For teams who want to close that loop, Promptwatch is built specifically for this. It monitors how AI models like ChatGPT, Claude, Perplexity, and Gemini respond to prompts in your category, tracks which of your pages they cite, and includes crawler log analysis that shows you which AI bots are visiting your site and what they're reading. It's a different layer than what Screaming Frog or JetOctopus provides -- more about AI search visibility than technical crawl health.

The two approaches are complementary. Use a technical crawler to make sure AI bots can access your content cleanly. Use an AI visibility platform to understand whether that content is actually influencing AI responses.
How to choose
Choose Screaming Frog if you need maximum flexibility for deep technical audits, you're comfortable with raw data exports, and you're working on small to large sites where a periodic crawl is sufficient. The free version (up to 500 URLs) is genuinely useful for quick checks.
Choose Sitebulb if you're doing agency work and need to present findings to clients, or if you want a tool that surfaces issues with clear explanations and severity ratings. The hints system reduces the cognitive load of a big audit significantly.
Choose Lumar if you're managing enterprise sites with complex architectures, multiple regions, or compliance requirements. Continuous monitoring and governance features justify the higher price point at scale.
Choose JetOctopus if you want actual evidence of AI crawler behavior on your site. The log file analysis is the closest any of these tools gets to answering "what are AI bots actually doing on my site?" -- and that data is increasingly valuable.
For most teams, the practical answer is a combination: Screaming Frog or Sitebulb for periodic deep audits, JetOctopus or Lumar for ongoing monitoring, and a dedicated AI visibility platform layered on top to track what actually matters for AI search citations.

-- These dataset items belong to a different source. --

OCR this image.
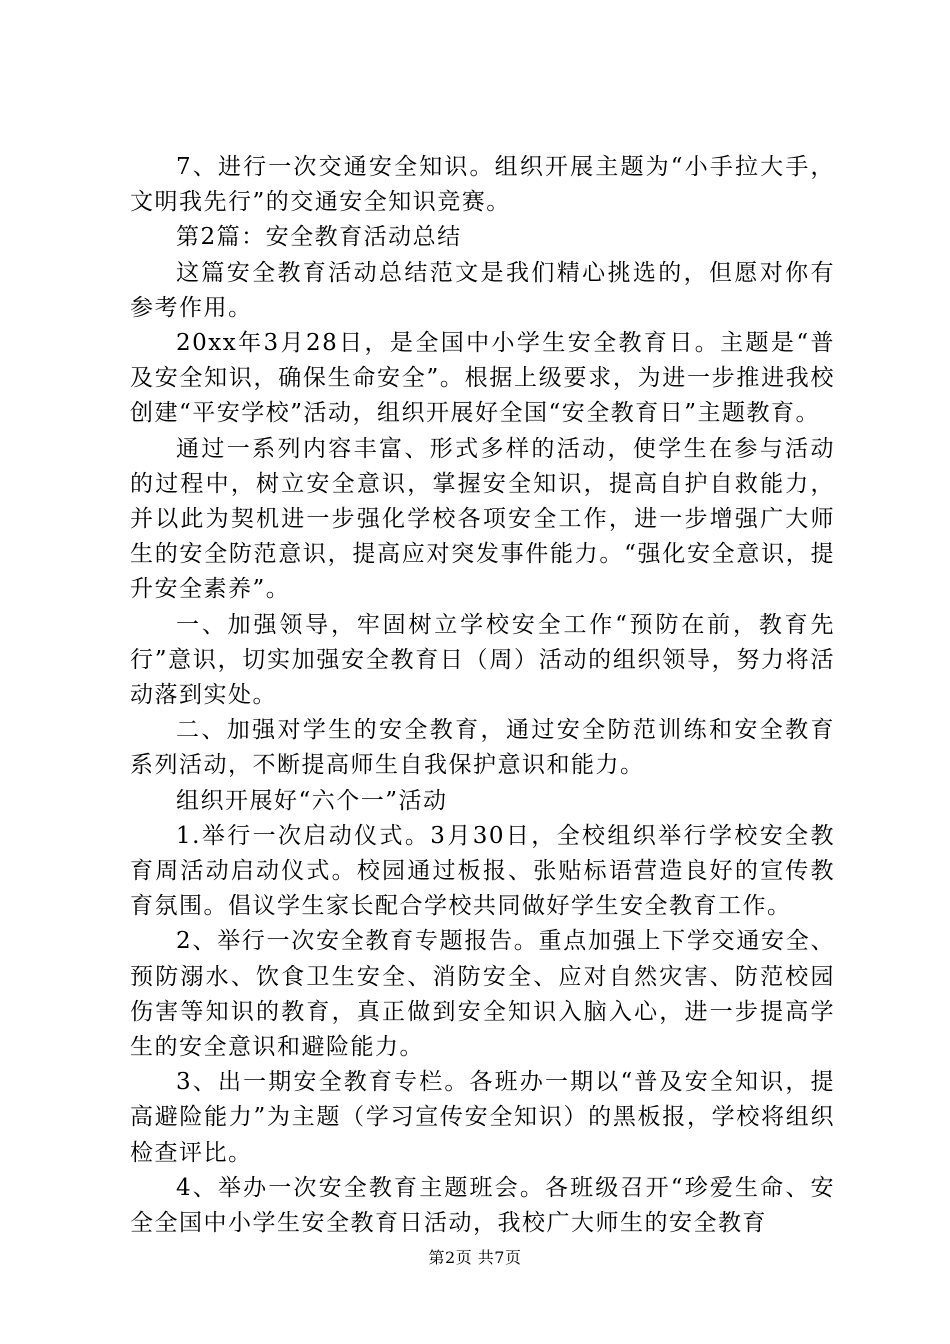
7、进行一次交通安全知识。组织开展主题为“小手拉大手，文明我先行”的交通安全知识竞赛。

第2篇：安全教育活动总结

这篇安全教育活动总结范文是我们精心挑选的，但愿对你有参考作用。

20xx年3月28日，是全国中小学生安全教育日。主题是“普及安全知识，确保生命安全”。根据上级要求，为进一步推进我校创建“平安学校”活动，组织开展好全国“安全教育日”主题教育。

通过一系列内容丰富、形式多样的活动，使学生在参与活动的过程中，树立安全意识，掌握安全知识，提高自护自救能力，并以此为契机进一步强化学校各项安全工作，进一步增强广大师生的安全防范意识，提高应对突发事件能力。“强化安全意识，提升安全素养”。

一、加强领导，牢固树立学校安全工作“预防在前，教育先行”意识，切实加强安全教育日（周）活动的组织领导，努力将活动落到实处。

二、加强对学生的安全教育，通过安全防范训练和安全教育系列活动，不断提高师生自我保护意识和能力。

组织开展好“六个一”活动

1.举行一次启动仪式。3月30日，全校组织举行学校安全教育周活动启动仪式。校园通过板报、张贴标语营造良好的宣传教育氛围。倡议学生家长配合学校共同做好学生安全教育工作。

2、举行一次安全教育专题报告。重点加强上下学交通安全、预防溺水、饮食卫生安全、消防安全、应对自然灾害、防范校园伤害等知识的教育，真正做到安全知识入脑入心，进一步提高学生的安全意识和避险能力。

3、出一期安全教育专栏。各班办一期以“普及安全知识，提高避险能力”为主题（学习宣传安全知识）的黑板报，学校将组织检查评比。

4、举办一次安全教育主题班会。各班级召开“珍爱生命、安全全国中小学生安全教育日活动，我校广大师生的安全教育

第2页 共7页
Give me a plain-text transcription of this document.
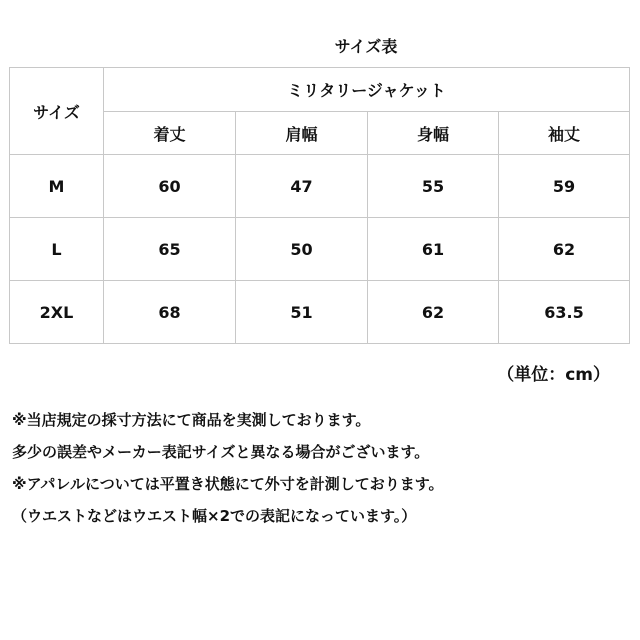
サイズ表
サイズ	ミリタリージャケット			
	着丈	肩幅	身幅	袖丈
M	60	47	55	59
L	65	50	61	62
2XL	68	51	62	63.5
（単位：cm）
※当店規定の採寸方法にて商品を実測しております。
多少の誤差やメーカー表記サイズと異なる場合がございます。
※アパレルについては平置き状態にて外寸を計測しております。
（ウエストなどはウエスト幅×2での表記になっています。）
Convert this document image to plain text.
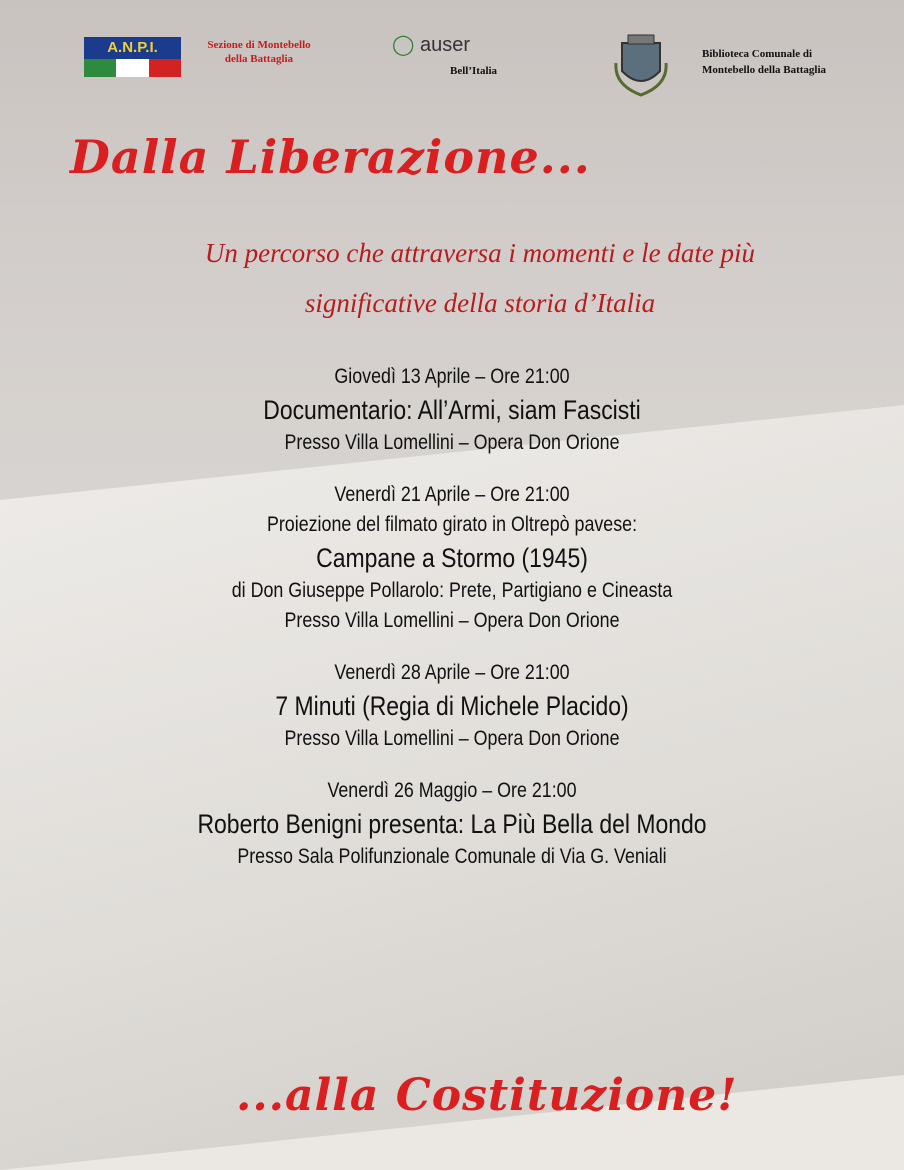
A.N.P.I.	Sezione di Montebello della Battaglia
◯ auser
Bell’Italia
Biblioteca Comunale di Montebello della Battaglia
Dalla Liberazione...
Un percorso che attraversa i momenti e le date più
significative della storia d’Italia
Giovedì 13 Aprile – Ore 21:00
Documentario: All’Armi, siam Fascisti
Presso Villa Lomellini – Opera Don Orione
Venerdì 21 Aprile – Ore 21:00
Proiezione del filmato girato in Oltrepò pavese:
Campane a Stormo (1945)
di Don Giuseppe Pollarolo: Prete, Partigiano e Cineasta
Presso Villa Lomellini – Opera Don Orione
Venerdì 28 Aprile – Ore 21:00
7 Minuti (Regia di Michele Placido)
Presso Villa Lomellini – Opera Don Orione
Venerdì 26 Maggio – Ore 21:00
Roberto Benigni presenta: La Più Bella del Mondo
Presso Sala Polifunzionale Comunale di Via G. Veniali
...alla Costituzione!
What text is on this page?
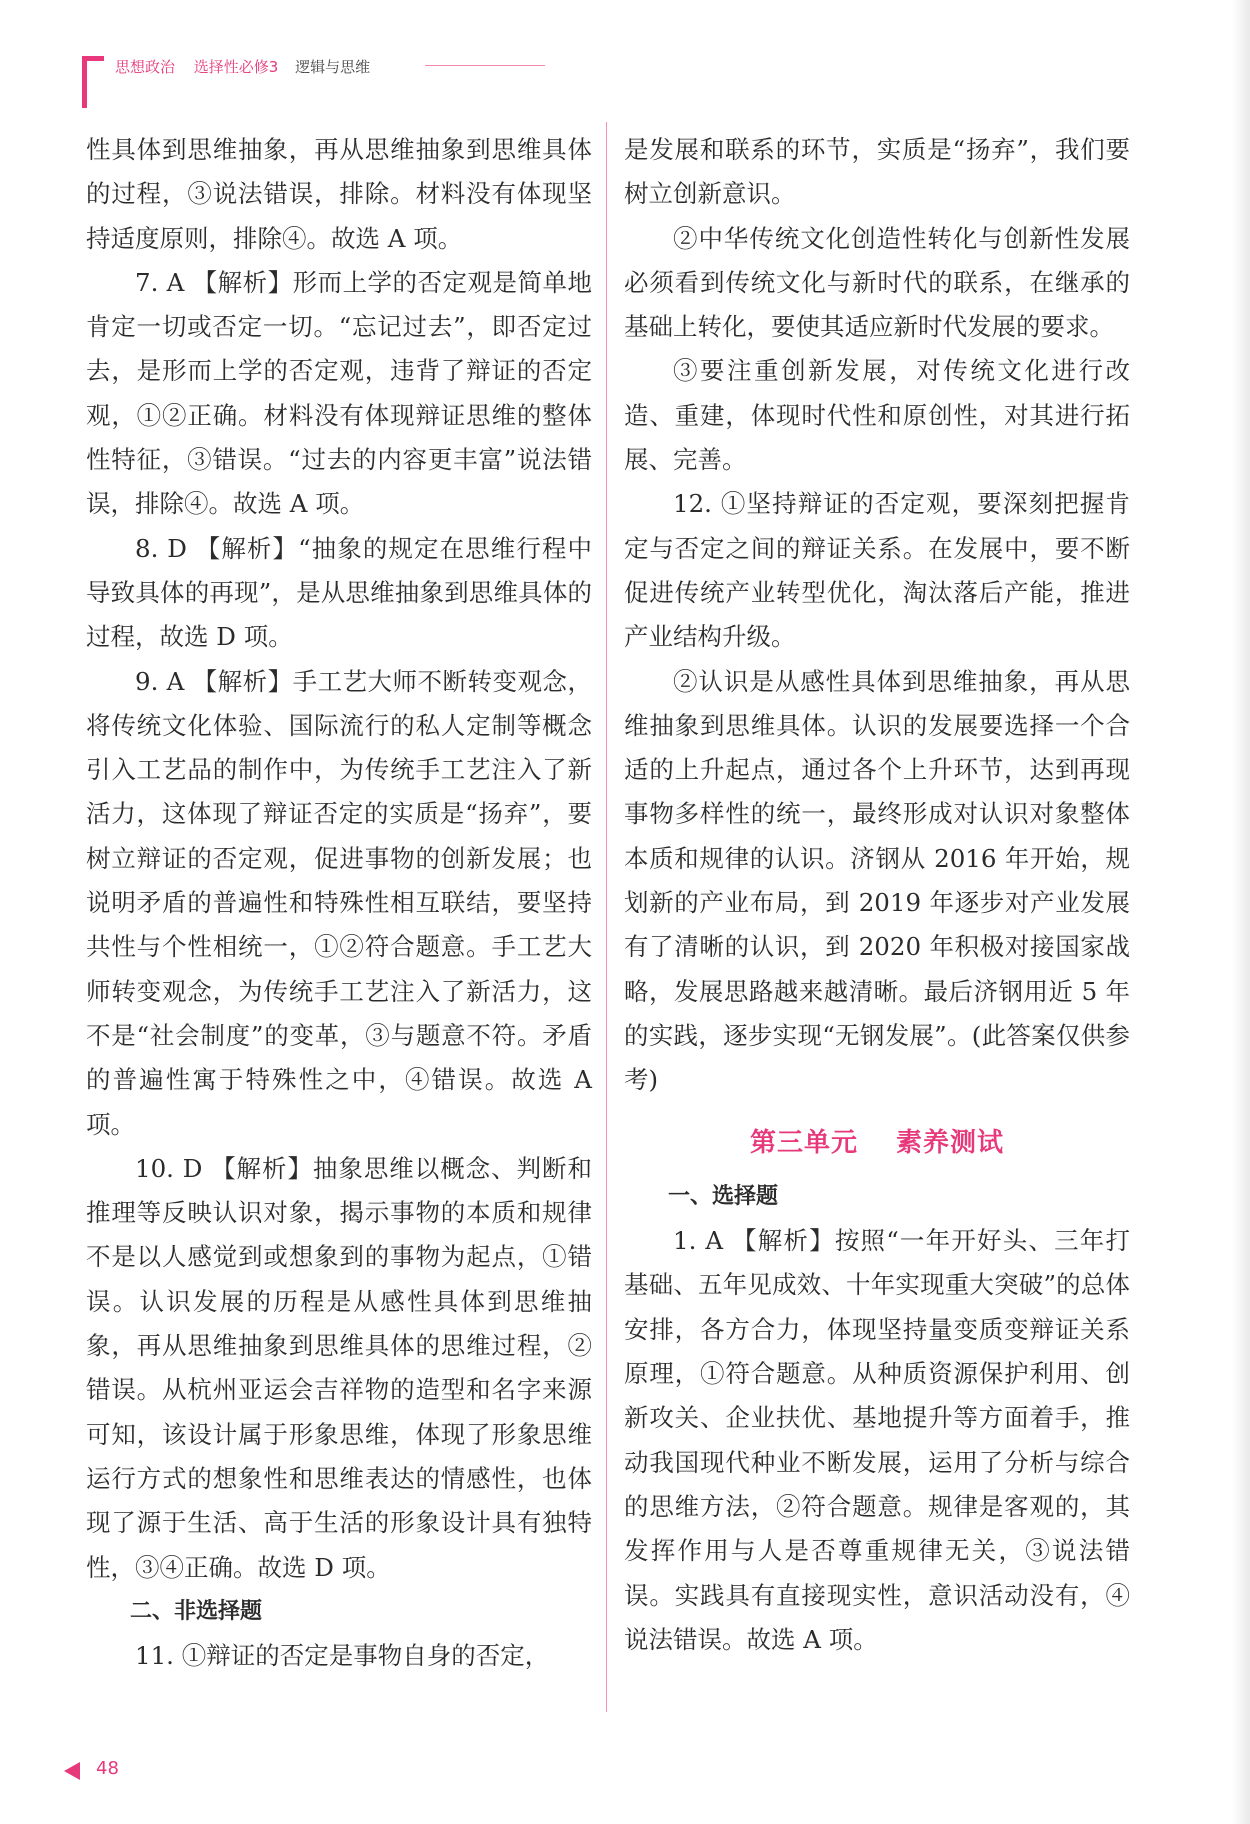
思想政治 选择性必修3 逻辑与思维

性具体到思维抽象，再从思维抽象到思维具体的过程，③说法错误，排除。材料没有体现坚持适度原则，排除④。故选 A 项。

7. A 【解析】形而上学的否定观是简单地肯定一切或否定一切。“忘记过去”，即否定过去，是形而上学的否定观，违背了辩证的否定观，①②正确。材料没有体现辩证思维的整体性特征，③错误。“过去的内容更丰富”说法错误，排除④。故选 A 项。

8. D 【解析】“抽象的规定在思维行程中导致具体的再现”，是从思维抽象到思维具体的过程，故选 D 项。

9. A 【解析】手工艺大师不断转变观念，将传统文化体验、国际流行的私人定制等概念引入工艺品的制作中，为传统手工艺注入了新活力，这体现了辩证否定的实质是“扬弃”，要树立辩证的否定观，促进事物的创新发展；也说明矛盾的普遍性和特殊性相互联结，要坚持共性与个性相统一，①②符合题意。手工艺大师转变观念，为传统手工艺注入了新活力，这不是“社会制度”的变革，③与题意不符。矛盾的普遍性寓于特殊性之中，④错误。故选 A 项。

10. D 【解析】抽象思维以概念、判断和推理等反映认识对象，揭示事物的本质和规律不是以人感觉到或想象到的事物为起点，①错误。认识发展的历程是从感性具体到思维抽象，再从思维抽象到思维具体的思维过程，②错误。从杭州亚运会吉祥物的造型和名字来源可知，该设计属于形象思维，体现了形象思维运行方式的想象性和思维表达的情感性，也体现了源于生活、高于生活的形象设计具有独特性，③④正确。故选 D 项。

二、非选择题

11. ①辩证的否定是事物自身的否定，

是发展和联系的环节，实质是“扬弃”，我们要树立创新意识。

②中华传统文化创造性转化与创新性发展必须看到传统文化与新时代的联系，在继承的基础上转化，要使其适应新时代发展的要求。

③要注重创新发展，对传统文化进行改造、重建，体现时代性和原创性，对其进行拓展、完善。

12. ①坚持辩证的否定观，要深刻把握肯定与否定之间的辩证关系。在发展中，要不断促进传统产业转型优化，淘汰落后产能，推进产业结构升级。

②认识是从感性具体到思维抽象，再从思维抽象到思维具体。认识的发展要选择一个合适的上升起点，通过各个上升环节，达到再现事物多样性的统一，最终形成对认识对象整体本质和规律的认识。济钢从 2016 年开始，规划新的产业布局，到 2019 年逐步对产业发展有了清晰的认识，到 2020 年积极对接国家战略，发展思路越来越清晰。最后济钢用近 5 年的实践，逐步实现“无钢发展”。(此答案仅供参考)

第三单元 素养测试

一、选择题

1. A 【解析】按照“一年开好头、三年打基础、五年见成效、十年实现重大突破”的总体安排，各方合力，体现坚持量变质变辩证关系原理，①符合题意。从种质资源保护利用、创新攻关、企业扶优、基地提升等方面着手，推动我国现代种业不断发展，运用了分析与综合的思维方法，②符合题意。规律是客观的，其发挥作用与人是否尊重规律无关，③说法错误。实践具有直接现实性，意识活动没有，④说法错误。故选 A 项。

48
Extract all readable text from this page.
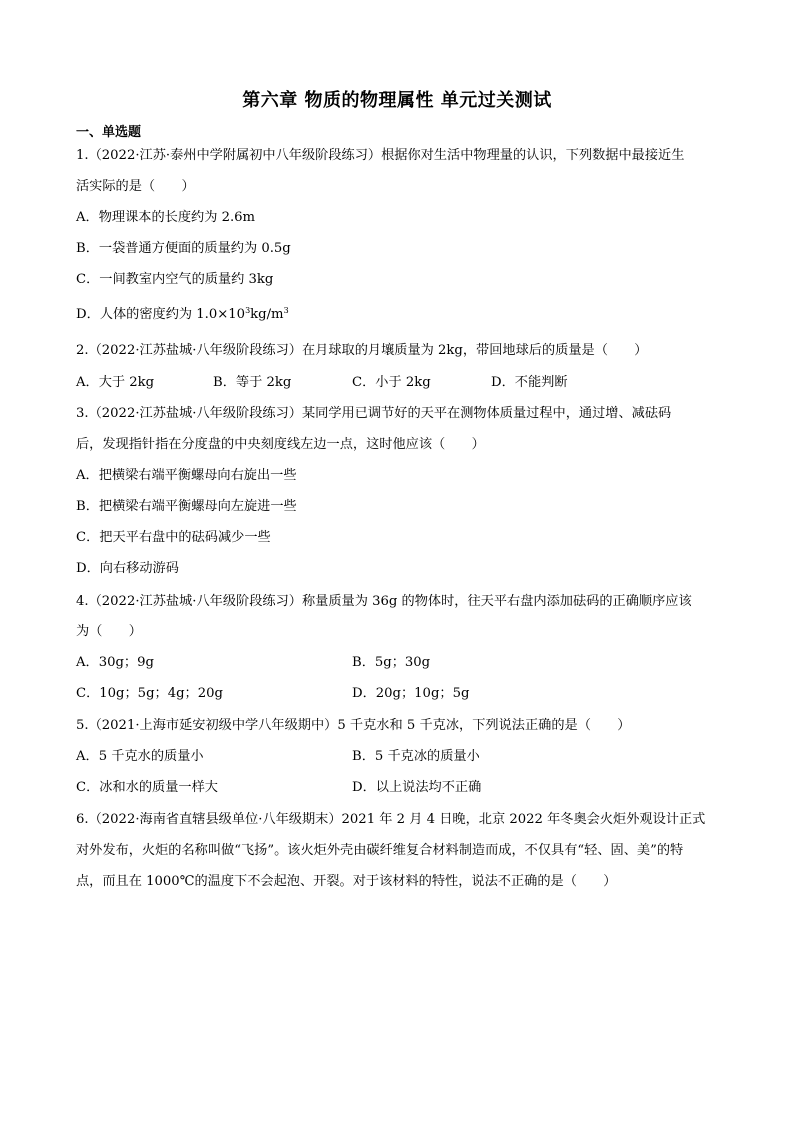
第六章 物质的物理属性 单元过关测试
一、单选题
1.（2022·江苏·泰州中学附属初中八年级阶段练习）根据你对生活中物理量的认识，下列数据中最接近生
活实际的是（　　）
A．物理课本的长度约为 2.6m
B．一袋普通方便面的质量约为 0.5g
C．一间教室内空气的质量约 3kg
D．人体的密度约为 $1.0\times 10^3kg/m^3$
2.（2022·江苏盐城·八年级阶段练习）在月球取的月壤质量为 2kg，带回地球后的质量是（　　）
A．大于 2kg	B．等于 2kg	C．小于 2kg	D．不能判断
3.（2022·江苏盐城·八年级阶段练习）某同学用已调节好的天平在测物体质量过程中，通过增、减砝码
后，发现指针指在分度盘的中央刻度线左边一点，这时他应该（　　）
A．把横梁右端平衡螺母向右旋出一些
B．把横梁右端平衡螺母向左旋进一些
C．把天平右盘中的砝码减少一些
D．向右移动游码
4.（2022·江苏盐城·八年级阶段练习）称量质量为 36g 的物体时，往天平右盘内添加砝码的正确顺序应该
为（　　）
A．30g；9g	B．5g；30g
C．10g；5g；4g；20g	D．20g；10g；5g
5.（2021·上海市延安初级中学八年级期中）5 千克水和 5 千克冰，下列说法正确的是（　　）
A．5 千克水的质量小	B．5 千克冰的质量小
C．冰和水的质量一样大	D．以上说法均不正确
6.（2022·海南省直辖县级单位·八年级期末）2021 年 2 月 4 日晚，北京 2022 年冬奥会火炬外观设计正式
对外发布，火炬的名称叫做“飞扬”。该火炬外壳由碳纤维复合材料制造而成，不仅具有“轻、固、美”的特
点，而且在 1000℃的温度下不会起泡、开裂。对于该材料的特性，说法不正确的是（　　）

A note on robots.txt and AI crawlers
One thing worth checking regardless of which tool you use: your robots.txt file. Several major AI crawlers have their own user agents, and some sites have inadvertently blocked them while trying to block scrapers.
The main ones to know:
GPTBot-- OpenAI / ChatGPTClaudeBot-- Anthropic / ClaudePerplexityBot-- PerplexityGoogle-Extended-- Google's AI training crawler (separate from Googlebot)Bytespider-- ByteDance / TikTok
All four crawlers in this guide will surface robots.txt issues. But only JetOctopus will show you whether those bots are actually visiting after you fix the rules.
Bottom line
For pure technical SEO auditing, Screaming Frog is still the industry standard and probably always will be. Sitebulb is the better choice when communication matters as much as data. Lumar is the right call for enterprise governance. JetOctopus is the most forward-looking of the four for anyone who wants to see real AI crawler activity.
None of them fully solve the AI search visibility problem -- they solve the crawlability layer beneath it. If you want to know whether your content is actually showing up in AI answers, that's a separate question that needs a separate tool.